Former Israeli Defence Minister Yoav Gallant, who resigned in a split with Netanyahu, told CNN’s Bianna Golodryga that “the job has to be done, by Israel, by the United States”, an apparent reference to the fact that the bomb would have to be dropped by an American pilot in a US airplane.
He said that Trump had “the option to change the Middle East and influence the world”.
And Senator Lindsey Graham, who often speaks for the traditional, hawkish members of his Republican Party, said on CBS that “if diplomacy is not successful” he will “urge President Trump to go all in to make sure that, when this operation is over, there’s nothing left standing in Iran regarding their nuclear programme”.
“If that means providing bombs, provide bombs,” he said, adding, in a clear reference to the Massive Ordinance Penetrator, “whatever bombs. If it means flying with Israel, fly with Israel.”
Republicans are hardly united in that view. And the split in the party over the decision of whether to make use of one of the Pentagon’s most powerful conventional weapons to help one of America’s closest allies has highlighted a far deeper divide.
It is not only about crippling the centrifuges of Fordow; it is also about Maga’s view of what kinds of wars the US should avoid at all costs.
The anti-interventionist wing of the party, given its most prominent voice by influential podcaster Tucker Carlson, has argued that the lesson of Iraq and Afghanistan is that there is nothing but downside risk in getting deeply into another Middle East war.
Carlson wrote that the US should “drop Israel” and “let them fight their own wars”.
“If Israel wants to wage this war, it has every right to do so,” he continued. “It is a sovereign country, and it can do as it pleases. But not with America’s backing.”
At the Pentagon, opinion is divided for other reasons.
Elbridge Colby, the under-secretary of defence for policy, the Pentagon’s No. 3 post, has long argued that every military asset devoted to the wars of the Middle East is one diverted from the Pacific and the containment of China.

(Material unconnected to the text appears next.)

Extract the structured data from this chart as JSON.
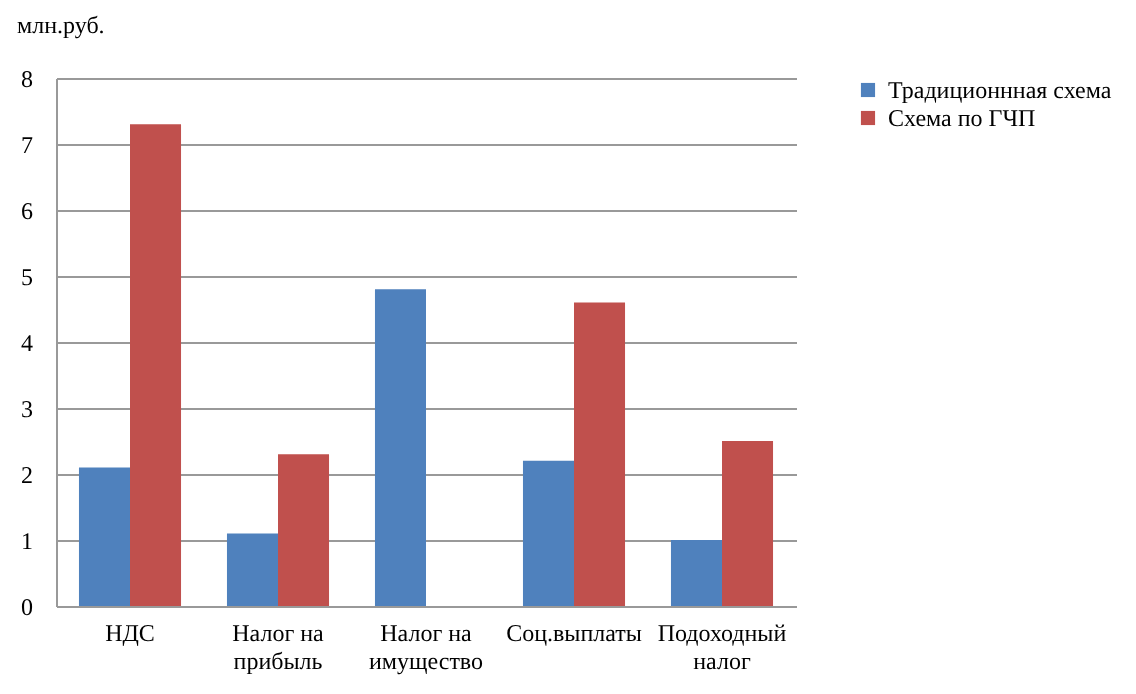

Colby had to amend his views on Iran somewhat to get confirmed.
For now, Trump can afford to keep one foot in both camps.
By making one more run at coercive diplomacy, he can make the case to the Maga faithful that he is using the threat of the Massive Ordnance Penetrator to bring the conflict to a peaceful end.
And he can tell the Iranians that they are going to cease enriching uranium one way or the other, either by diplomatic agreement or because a GBU-57 imploded the mountain.
But if the combination of persuasion and coercion fails, he will have to decide whether this is Israel’s war or America’s.